About 150 to 200 students, who identify themselves as Jewish, are accepted at Stetson each year. But only about 10 percent end up attending Stetson, Bauman said, adding that the number is a little low compared to other demographic groups.

“Absolutely families will say I don’t want my child to feel isolated. I want there to be a community. I want them to continue some of the same experiences they’ve had growing up,” Bauman explained.

Stetson would like to change that and encourage more Jewish students to select Stetson, reflecting the university’s commitment to interfaith initiatives and diversity.

Katz, the president of Stetson’s Hillel, said he would like to one day see an endowment at Stetson to hire more Jewish-area professors, and add more classes about Judaism and even the minor in Jewish Studies. The endowment also could include funding for a lecture series, bringing in top speakers to talk about issues related to Judaism, Israel and the Holocaust.

Stetson also is working to provide hot kosher meals in a designated section of the Commons Dining Hall, Bauman said. The meals will be delivered by a kosher kitchen in nearby Ormond Beach. And Central Florida Hillel also has delivered some kosher meals in the past from its industrial kosher kitchen.

“There are requirements for kosher food, so the ability to have kosher food is fundamental to have a Jewish community on campus,” Bauman said, adding that families of prospective students “talk about kosher food. They talk about continuing to be able to practice their faith and being able to participate in cultural and social engagement activities.”

Stetson’s new Hillel coordinator will work with Rabbi Barry Altman, an adjunct professor of Religious Studies at Stetson, as well as Lindsey Graves, Assistant Director of Interfaith Initiatives, and Stetson’s three chaplains to raise the visibility and offerings for Jewish students, as well as non-Jewish students interested in Judaism.

Graves said Stetson also may start a chapter of a Jewish business fraternity on campus and will help Hillel in organizing trips for Jewish students to visit their homeland through Birthright Israel.

Lindsey Graves, Assistant Director of Interfaith Initiatives at Stetson

“Hillel is really more than a student organization as we think of it,” Graves said. “It can definitely be spiritual.
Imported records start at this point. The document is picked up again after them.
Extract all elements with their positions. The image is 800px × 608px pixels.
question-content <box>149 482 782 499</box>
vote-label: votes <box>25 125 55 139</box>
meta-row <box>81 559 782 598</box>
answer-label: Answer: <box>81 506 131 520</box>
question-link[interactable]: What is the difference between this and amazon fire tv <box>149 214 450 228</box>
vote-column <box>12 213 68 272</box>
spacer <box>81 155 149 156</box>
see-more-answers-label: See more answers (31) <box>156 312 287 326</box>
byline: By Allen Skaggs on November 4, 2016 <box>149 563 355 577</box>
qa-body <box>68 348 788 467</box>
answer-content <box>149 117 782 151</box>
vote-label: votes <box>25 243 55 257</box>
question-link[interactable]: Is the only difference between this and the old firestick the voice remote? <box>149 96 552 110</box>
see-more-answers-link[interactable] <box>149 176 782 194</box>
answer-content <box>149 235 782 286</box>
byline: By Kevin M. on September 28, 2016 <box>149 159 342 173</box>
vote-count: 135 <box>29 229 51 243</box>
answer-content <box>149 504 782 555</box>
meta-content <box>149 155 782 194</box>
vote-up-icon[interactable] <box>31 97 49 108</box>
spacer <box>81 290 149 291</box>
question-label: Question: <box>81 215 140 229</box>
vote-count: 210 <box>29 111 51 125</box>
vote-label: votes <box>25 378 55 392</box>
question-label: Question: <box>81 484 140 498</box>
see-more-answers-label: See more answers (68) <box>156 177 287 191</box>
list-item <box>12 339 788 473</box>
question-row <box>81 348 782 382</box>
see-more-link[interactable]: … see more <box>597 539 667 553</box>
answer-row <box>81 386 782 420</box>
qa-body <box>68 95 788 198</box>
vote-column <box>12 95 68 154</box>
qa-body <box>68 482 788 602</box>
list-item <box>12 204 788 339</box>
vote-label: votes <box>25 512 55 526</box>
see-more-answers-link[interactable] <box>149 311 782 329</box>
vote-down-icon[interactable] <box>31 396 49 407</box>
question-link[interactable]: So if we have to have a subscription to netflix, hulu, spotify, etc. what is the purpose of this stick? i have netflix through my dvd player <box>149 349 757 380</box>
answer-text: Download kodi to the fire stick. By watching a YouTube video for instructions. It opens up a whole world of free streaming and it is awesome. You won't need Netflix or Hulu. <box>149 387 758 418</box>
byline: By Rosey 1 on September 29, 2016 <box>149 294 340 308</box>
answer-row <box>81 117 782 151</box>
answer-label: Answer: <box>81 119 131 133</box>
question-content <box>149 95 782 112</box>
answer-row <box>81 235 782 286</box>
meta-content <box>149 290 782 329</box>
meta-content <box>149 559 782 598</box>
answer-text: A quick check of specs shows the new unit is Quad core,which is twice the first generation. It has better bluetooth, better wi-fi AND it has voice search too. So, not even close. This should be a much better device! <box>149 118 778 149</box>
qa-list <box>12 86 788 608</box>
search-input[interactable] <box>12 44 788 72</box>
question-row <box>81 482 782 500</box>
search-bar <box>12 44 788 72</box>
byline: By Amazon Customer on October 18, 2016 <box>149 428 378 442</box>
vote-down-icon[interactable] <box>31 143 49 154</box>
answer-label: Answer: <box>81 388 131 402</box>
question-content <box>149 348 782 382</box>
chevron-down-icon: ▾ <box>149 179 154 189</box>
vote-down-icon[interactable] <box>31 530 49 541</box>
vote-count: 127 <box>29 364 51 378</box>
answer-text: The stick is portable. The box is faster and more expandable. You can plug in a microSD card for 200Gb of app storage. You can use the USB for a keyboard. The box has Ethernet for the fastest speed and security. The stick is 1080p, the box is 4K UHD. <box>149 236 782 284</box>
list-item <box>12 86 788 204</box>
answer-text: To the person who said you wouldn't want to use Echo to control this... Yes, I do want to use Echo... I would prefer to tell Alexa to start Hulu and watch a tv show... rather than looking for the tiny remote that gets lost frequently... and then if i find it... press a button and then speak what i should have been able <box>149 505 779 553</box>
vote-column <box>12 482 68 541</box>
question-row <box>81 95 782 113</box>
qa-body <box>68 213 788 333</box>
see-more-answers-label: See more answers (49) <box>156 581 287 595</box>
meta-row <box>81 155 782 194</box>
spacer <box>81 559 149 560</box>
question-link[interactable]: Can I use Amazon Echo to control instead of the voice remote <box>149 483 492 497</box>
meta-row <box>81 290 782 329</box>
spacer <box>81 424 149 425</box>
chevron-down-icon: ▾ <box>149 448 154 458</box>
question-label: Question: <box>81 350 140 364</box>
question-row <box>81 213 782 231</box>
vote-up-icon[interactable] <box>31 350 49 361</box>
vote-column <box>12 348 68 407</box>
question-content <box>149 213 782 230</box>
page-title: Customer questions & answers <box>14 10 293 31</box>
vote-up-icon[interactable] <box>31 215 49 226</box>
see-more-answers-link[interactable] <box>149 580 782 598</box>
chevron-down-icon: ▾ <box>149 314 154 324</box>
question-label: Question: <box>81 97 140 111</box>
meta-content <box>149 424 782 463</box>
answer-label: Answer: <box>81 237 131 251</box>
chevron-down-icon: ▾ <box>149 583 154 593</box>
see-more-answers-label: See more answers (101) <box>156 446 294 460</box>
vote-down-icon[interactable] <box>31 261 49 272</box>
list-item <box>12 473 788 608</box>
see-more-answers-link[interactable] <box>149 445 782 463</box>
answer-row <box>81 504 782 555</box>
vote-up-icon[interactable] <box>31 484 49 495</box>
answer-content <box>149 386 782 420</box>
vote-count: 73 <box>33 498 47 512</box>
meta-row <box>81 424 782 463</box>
It can definitely be the development of a holistic person. It’s a multifaceted organization.”

About 50 Stetson students currently are members of Hillel, said Katz, who spent a gap year in Israel before attending Stetson. He also has worked at the U.S. Holocaust Memorial Museum in Washington, D.C., and would like to work there again after graduating. One day, he may attend law school or rabbinical school, he said.

For him, empowering Hillel will help provide educational opportunities and cultural events for those Stetson students who may never have had the opportunity to experience such things as Passover, the eight-day holiday celebrating the Jewish people’s deliverance from slavery in Egypt, or Purim, commemorating the time when Jews in Persia were saved from extermination.

“It’s better for Stetson students to have a Hillel. Then we don’t need to travel to Orlando. We can have events here,” he said. “It’s better for us to focus on building a strong Jewish life here at Stetson.”